I have a certain love-hate relationship with weddings.On one hand, I'm a sucker for anything romantic (as my love for romantic comedies can testify), and seeing the bride resplendent in her wedding gown conjures images of how I'd want my own wedding dress to be (hey, honestly, who ever remembers how the groom's tux looks like?). The question of "when will my prince come" starts to appear whimsically in my mind, behind the dazed/glazed look that possesses my face as the groom leans over to kiss the bride, a husband's first kiss to his wife.
But THAT, of course, is the very double-edged sword that pinpricks my heart, not aided by the CNY-type questions of "When is it going to be your turn, ah?" that inevitably come up in any conversation that's held at a wedding/wedding reception/wedding dinner, not necessarily needing the conversation to be in any way related to one's own marital status.
"Eh, the spring rolls very nice hor."
"Yah lor. When yours ah?"
"When my what? You want me to cook spring rolls for you ah?"
"No lah. When your turn lah. Time to start looking lah you." (nudge nudge, wink wink)
Yes, I've actually been living on a mountain for the past 22 (coming 23) years of my life, secluded from anything remotely male.
So weddings can be a rude wakeup call. Especially when I just found out at S's wedding dinner yesterday (my angst aside, it was a lovely wedding. My future husband had better serenade to me as S did to hers.) that a peer of mine is EXPECTING, and has been, for
8 months.
"So when your turn ah?"
Of course, there's the small question of first finding the right guy. I'm surrounded by many of the male species, and many among them are dear friends with many merits and who will one day form the perfect fit to one-half of a couple.
But for now, for me, that's just it. Friends, but life partner? None yet.
Maybe I'm not opening my eyes big enough. Maybe I'm guilty of being the picky Singaporean woman we're often criticised to be.
However, no matter how people view me as being self-assured and independent, at the very heart of it, conservative ol' me wants to support, complement, and submit to a life partner, a best friend, the head of my future household. I don't want to wear the apron only, nor do I want to wear the pants. I want to be the
Proverbs 31 wife.
Perhaps someday I'll post what I look for in my future partner - but today's not that day :)

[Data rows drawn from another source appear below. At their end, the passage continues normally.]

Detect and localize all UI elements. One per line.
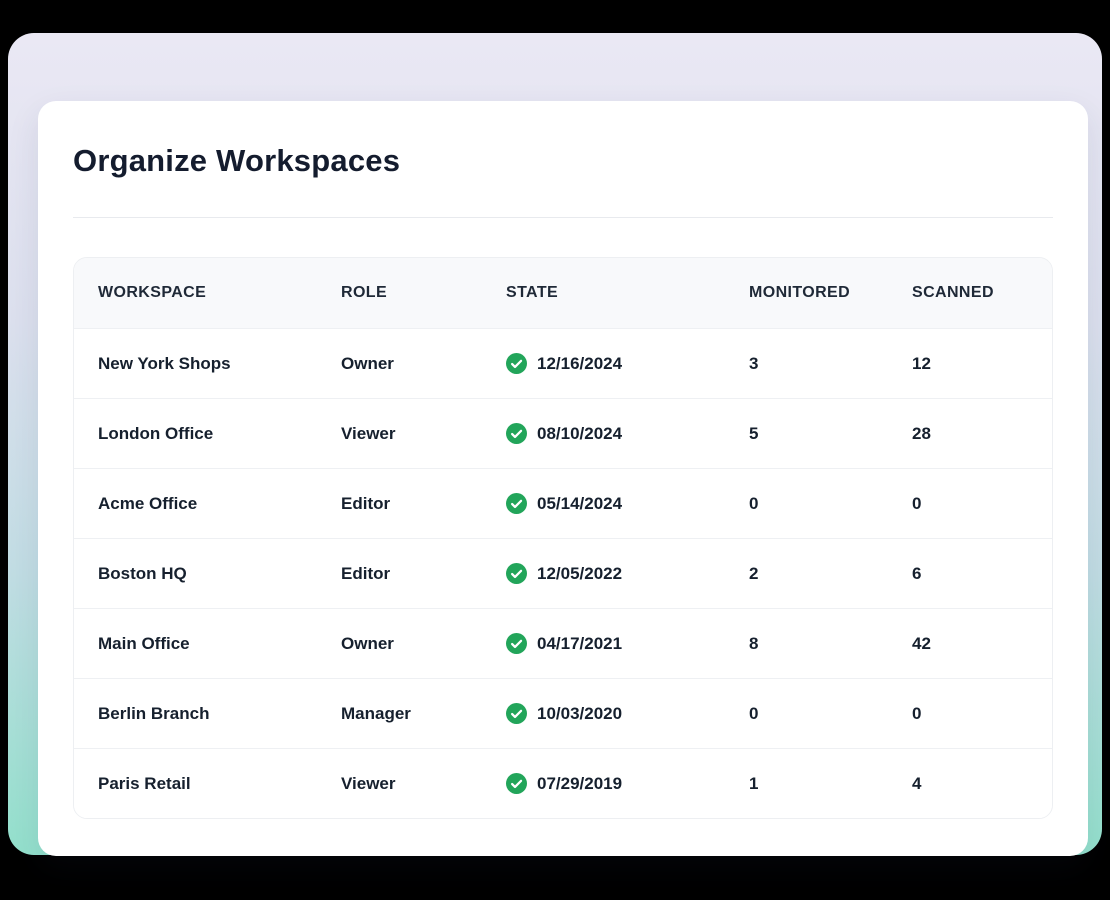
- workspaces-table: WORKSPACE ROLE STATE MONITORED SCANNED N…: [73, 257, 1053, 819]
- monitored-cell: 8: [725, 634, 888, 654]
- monitored-count: 2: [749, 563, 759, 583]
- scanned-cell: 6: [888, 564, 1052, 584]
- role-cell: Manager: [317, 704, 482, 724]
- monitored-cell: 2: [725, 564, 888, 584]
- table-row[interactable]: Acme Office Editor 05/14/2024 0 0: [74, 468, 1052, 538]
- scanned-count: 4: [912, 773, 922, 793]
- role-label: Editor: [341, 493, 391, 513]
- table-row[interactable]: Boston HQ Editor 12/05/2022 2 6: [74, 538, 1052, 608]
- check-circle-icon: [506, 423, 527, 444]
- scanned-count: 0: [912, 703, 922, 723]
- monitored-cell: 0: [725, 494, 888, 514]
- state-date: 04/17/2021: [537, 633, 623, 653]
- table-row[interactable]: Paris Retail Viewer 07/29/2019 1 4: [74, 748, 1052, 818]
- state-date: 07/29/2019: [537, 773, 623, 793]
- state-cell: 05/14/2024: [482, 493, 725, 514]
- state-date: 12/05/2022: [537, 563, 623, 583]
- state-cell: 10/03/2020: [482, 703, 725, 724]
- state-date: 05/14/2024: [537, 493, 623, 513]
- state-cell: 04/17/2021: [482, 633, 725, 654]
- workspace-name: Berlin Branch: [98, 703, 210, 723]
- role-label: Viewer: [341, 773, 396, 793]
- state-date: 08/10/2024: [537, 423, 623, 443]
- monitored-cell: 1: [725, 774, 888, 794]
- title-divider: [73, 217, 1053, 218]
- state-cell: 12/16/2024: [482, 353, 725, 374]
- scanned-cell: 0: [888, 704, 1052, 724]
- scanned-cell: 0: [888, 494, 1052, 514]
- workspace-cell: Berlin Branch: [74, 704, 317, 724]
- gradient-backdrop: Organize Workspaces WORKSPACE ROLE STATE…: [8, 33, 1102, 856]
- column-header-state: STATE: [506, 284, 559, 301]
- column-header-role: ROLE: [341, 284, 388, 301]
- role-cell: Editor: [317, 494, 482, 514]
- scanned-count: 12: [912, 353, 931, 373]
- role-cell: Viewer: [317, 424, 482, 444]
- check-circle-icon: [506, 353, 527, 374]
- workspace-cell: Paris Retail: [74, 774, 317, 794]
- role-label: Editor: [341, 563, 391, 583]
- monitored-count: 8: [749, 633, 759, 653]
- state-cell: 12/05/2022: [482, 563, 725, 584]
- scanned-count: 28: [912, 423, 931, 443]
- column-header-workspace: WORKSPACE: [98, 284, 207, 301]
- monitored-count: 1: [749, 773, 759, 793]
- check-circle-icon: [506, 633, 527, 654]
- workspace-name: Main Office: [98, 633, 190, 653]
- scanned-count: 6: [912, 563, 922, 583]
- workspace-cell: Acme Office: [74, 494, 317, 514]
- table-row[interactable]: Main Office Owner 04/17/2021 8 42: [74, 608, 1052, 678]
- workspace-name: Boston HQ: [98, 563, 187, 583]
- workspace-cell: Boston HQ: [74, 564, 317, 584]
- monitored-cell: 0: [725, 704, 888, 724]
- table-body: New York Shops Owner 12/16/2024 3 12 Lon…: [74, 328, 1052, 818]
- column-header-monitored: MONITORED: [749, 284, 851, 301]
- monitored-cell: 3: [725, 354, 888, 374]
- role-cell: Owner: [317, 354, 482, 374]
- workspace-cell: Main Office: [74, 634, 317, 654]
- workspace-cell: New York Shops: [74, 354, 317, 374]
- table-header-row: WORKSPACE ROLE STATE MONITORED SCANNED: [74, 258, 1052, 328]
- table-row[interactable]: Berlin Branch Manager 10/03/2020 0 0: [74, 678, 1052, 748]
- scanned-count: 0: [912, 493, 922, 513]
- scanned-cell: 4: [888, 774, 1052, 794]
- monitored-count: 0: [749, 493, 759, 513]
- page-title: Organize Workspaces: [73, 143, 401, 178]
- role-cell: Editor: [317, 564, 482, 584]
- role-cell: Viewer: [317, 774, 482, 794]
- role-cell: Owner: [317, 634, 482, 654]
- role-label: Manager: [341, 703, 411, 723]
- table-row[interactable]: New York Shops Owner 12/16/2024 3 12: [74, 328, 1052, 398]
- scanned-cell: 12: [888, 354, 1052, 374]
- state-cell: 08/10/2024: [482, 423, 725, 444]
- check-circle-icon: [506, 493, 527, 514]
- state-date: 10/03/2020: [537, 703, 623, 723]
- scanned-cell: 28: [888, 424, 1052, 444]
- table-row[interactable]: London Office Viewer 08/10/2024 5 28: [74, 398, 1052, 468]
- check-circle-icon: [506, 563, 527, 584]
- workspace-name: Paris Retail: [98, 773, 191, 793]
- column-header-scanned: SCANNED: [912, 284, 994, 301]
- monitored-count: 0: [749, 703, 759, 723]
- workspaces-card: Organize Workspaces WORKSPACE ROLE STATE…: [38, 101, 1088, 856]
- monitored-count: 5: [749, 423, 759, 443]
- role-label: Owner: [341, 633, 394, 653]
- workspace-cell: London Office: [74, 424, 317, 444]
- workspace-name: New York Shops: [98, 353, 231, 373]
- check-circle-icon: [506, 703, 527, 724]
- workspace-name: Acme Office: [98, 493, 198, 513]
- workspace-name: London Office: [98, 423, 214, 443]
- state-date: 12/16/2024: [537, 353, 623, 373]
- state-cell: 07/29/2019: [482, 773, 725, 794]
- role-label: Viewer: [341, 423, 396, 443]
- monitored-count: 3: [749, 353, 759, 373]
- scanned-cell: 42: [888, 634, 1052, 654]
- role-label: Owner: [341, 353, 394, 373]
- scanned-count: 42: [912, 633, 931, 653]
- monitored-cell: 5: [725, 424, 888, 444]
- check-circle-icon: [506, 773, 527, 794]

On a totally different note,
I moved one step closer to conquering my squemishness with lizards today.

Yes, that is NOT a prop. It's been affectionately named "The Mask" by its young owner (no prizes for guessing why), and is a female actually.
Since young I've always disliked lizards. Cockroaches are ok, bugs are ok, frogs are ok. Lizards? I tend to prefer to stay well clear of the slimy creatures, having this particular hidden fear that when their tails fall off, they'd jump around and wriggle into my ear...
I guess the size of this lizard's tail disqualifies that from ever happening. Though I provided free entertainment to my youth this afternoon with facial expressios I never knew I could possibly form.